ところが、フェイホンとグリコの関係を引き裂こうとしたレコード会社のマネージャーの策略で、フェイホンは密入国のかどで警察に逮捕されてしまう。フェイホンはなんとか街に戻ってくることができたが、グリコのために身を引いて、マネージャーから手切れ金を受け取る。これにバンドのメンバーは激怒し、「イェンタウンクラブ」は閉鎖に追い込まれてしまうのである。
この作品に登場する「円盗」たちは、「円」を求めて日本にやって来て、「青空」に集う。しかしたまたま手に入れた(偽の)「円」がきっかけで、一時的な成功を収めることができたものの、次第にお互いに疎遠になり、最終的にはばらばらになってしまう。こうしたプロセスは、貨幣が人間に「統一」をもたらすと同時に「距離化」ももたらすとしたG.ジンメルの議論を想起させる。
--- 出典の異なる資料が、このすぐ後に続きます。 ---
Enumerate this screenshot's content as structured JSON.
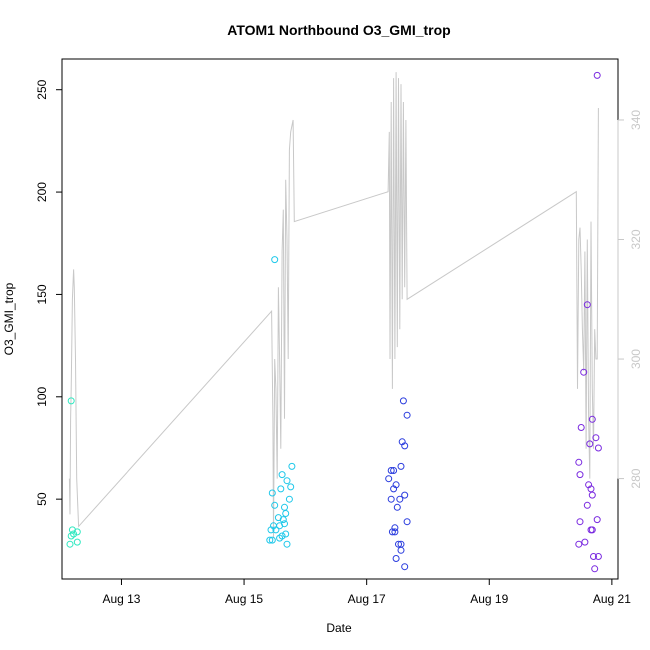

さらに物語の終盤では、アゲハが仲間たちと過ごした日々を取り戻すために店の権利を取り戻そうとするのだが、データを追っていた暴力団の手下から彼女らを助けようと再び偽札を使ったフェイホンは運悪く逮捕されてしまい、留置所での拷問によって帰らぬ人となってしまう。そしてフェイホンの遺体を荼毘に付したグリコとアゲハは、結局手に入れた大金もすべて燃やして灰にしてしまうのである。
ここでは「貨幣」そのものが消費の対象となっている。しかもその価値は、セロハンテープでつなぎ合わせた偽札という稚拙な「記号」によって簡単に置き換えられてしまう。そうした貨幣の「記号」によってあがなわれた彼らの夢や関係性も、最後にはあえなく消えてなくなってしまうのである。「消費者たるかぎりでは、ひとは再び孤立し、バラバラに細胞化し、せいぜい互いに無関心な群集となるだけである」。